A new café called Dopo has opened on a quiet side street in Tel Aviv’s Florentin neighborhood, at 16 Uriel Acosta Street, and is already drawing attention. The place fits a growing Tel Aviv trend of fashionable cafés where design and drinks matter as much as the food, with a future plan to shift into a wine bar in the evening. For now, it operates only as a daytime café, open Sunday through Friday from 8:00 to 17:00, and it is not kosher.
The café is described as very crowded, very compact and very stylish, with exposed block walls, dark wood paneling, shiny stainless steel, a large communal table for laptop users, and a grand coffee station. It attracts laptop workers, parents with large strollers and customers with big dogs, but service is reported to be fast and efficient despite the rush. The kitchen closes early, at 14:30.

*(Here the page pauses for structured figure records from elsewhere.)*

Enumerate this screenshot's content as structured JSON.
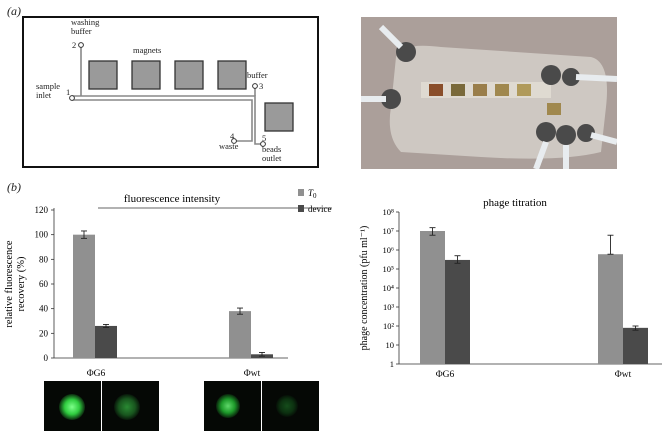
{
  "panel_a": {
    "label": "(a)",
    "schematic": {
      "washing_buffer": "washing\nbuffer",
      "magnets": "magnets",
      "buffer": "buffer",
      "sample_inlet": "sample\ninlet",
      "waste": "waste",
      "beads_outlet": "beads\noutlet",
      "port1": "1",
      "port2": "2",
      "port3": "3",
      "port4": "4",
      "port5": "5"
    },
    "photo_icon": "microfluidic-device-photo"
  },
  "panel_b": {
    "label": "(b)"
  },
  "chart_data": [
    {
      "type": "bar",
      "title": "fluorescence intensity",
      "ylabel": "relative fluorescence\nrecovery (%)",
      "categories": [
        "ΦG6",
        "Φwt"
      ],
      "ylim": [
        0,
        120
      ],
      "yticks": [
        "0",
        "20",
        "40",
        "60",
        "80",
        "100",
        "120"
      ],
      "series": [
        {
          "name": "T0",
          "color": "#909090",
          "values": [
            100,
            38
          ],
          "errors": [
            3,
            2.5
          ]
        },
        {
          "name": "device",
          "color": "#4a4a4a",
          "values": [
            26,
            3
          ],
          "errors": [
            1.2,
            1.5
          ]
        }
      ],
      "legend": [
        "T0",
        "device"
      ],
      "legend_placement": "top-right"
    },
    {
      "type": "bar",
      "title": "phage titration",
      "ylabel": "phage concentration (pfu ml⁻¹)",
      "yscale": "log",
      "categories": [
        "ΦG6",
        "Φwt"
      ],
      "ylim": [
        1,
        100000000
      ],
      "yticks": [
        "1",
        "10",
        "10²",
        "10³",
        "10⁴",
        "10⁵",
        "10⁶",
        "10⁷",
        "10⁸"
      ],
      "series": [
        {
          "name": "T0",
          "color": "#909090",
          "values": [
            10000000,
            600000
          ],
          "err_lo": [
            6000000,
            600000
          ],
          "err_hi": [
            15000000,
            6000000
          ]
        },
        {
          "name": "device",
          "color": "#4a4a4a",
          "values": [
            300000,
            80
          ],
          "err_lo": [
            200000,
            60
          ],
          "err_hi": [
            500000,
            100
          ]
        }
      ]
    }
  ]
}
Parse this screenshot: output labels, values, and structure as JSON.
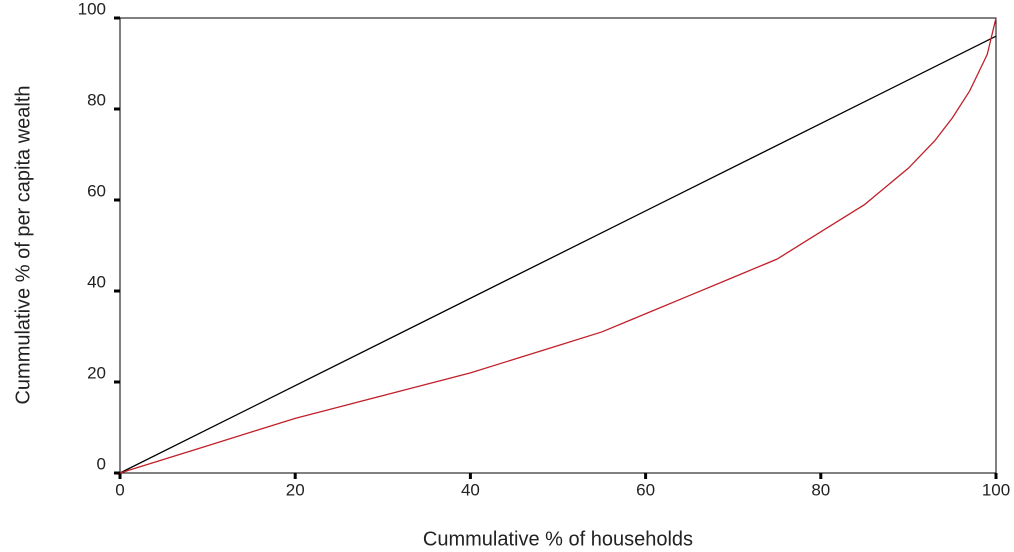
{
  "chart_data": {
    "type": "line",
    "x_label": "Cummulative % of households",
    "y_label": "Cummulative % of per capita wealth",
    "xlim": [
      0,
      100
    ],
    "ylim": [
      0,
      100
    ],
    "xticks": [
      0,
      20,
      40,
      60,
      80,
      100
    ],
    "yticks": [
      0,
      20,
      40,
      60,
      80,
      100
    ],
    "series": [
      {
        "color": "#000000",
        "x": [
          0,
          100
        ],
        "values": [
          0,
          96
        ]
      },
      {
        "color": "#c0202a",
        "x": [
          0,
          5,
          10,
          15,
          20,
          25,
          30,
          35,
          40,
          45,
          50,
          55,
          60,
          65,
          70,
          75,
          80,
          85,
          90,
          93,
          95,
          97,
          98,
          99,
          100
        ],
        "values": [
          0,
          3,
          6,
          9,
          12,
          14.5,
          17,
          19.5,
          22,
          25,
          28,
          31,
          35,
          39,
          43,
          47,
          53,
          59,
          67,
          73,
          78,
          84,
          88,
          92,
          100
        ]
      }
    ]
  }
}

The menu includes sandwiches, pastries, cakes and coffee drinks, with prices ranging from 25 to 44 shekels for sandwiches and 15 to 24 shekels for sweets. Notable items include egg salad in milk bread, scrambled eggs in the same bun, gouda with schug butter, a grilled cheese with charred onion, tuna melt, cheese bourekas, banana bread, almond and berry tart, carrot cake, cookies, butter croissant, scones served with butter and jam, and a chocolate nemesis cake.
The reviewer singles out the scones, the chocolate cake and especially the scrambled eggs as the best items on offer, calling the eggs “the tastiest in Tel Aviv.” The dish is served with toasted sourdough, scallions and crunchy cucumber for 42 shekels. The iced matcha also gets strong praise, while the Monblan drink is mentioned as highly recommended though not personally tried.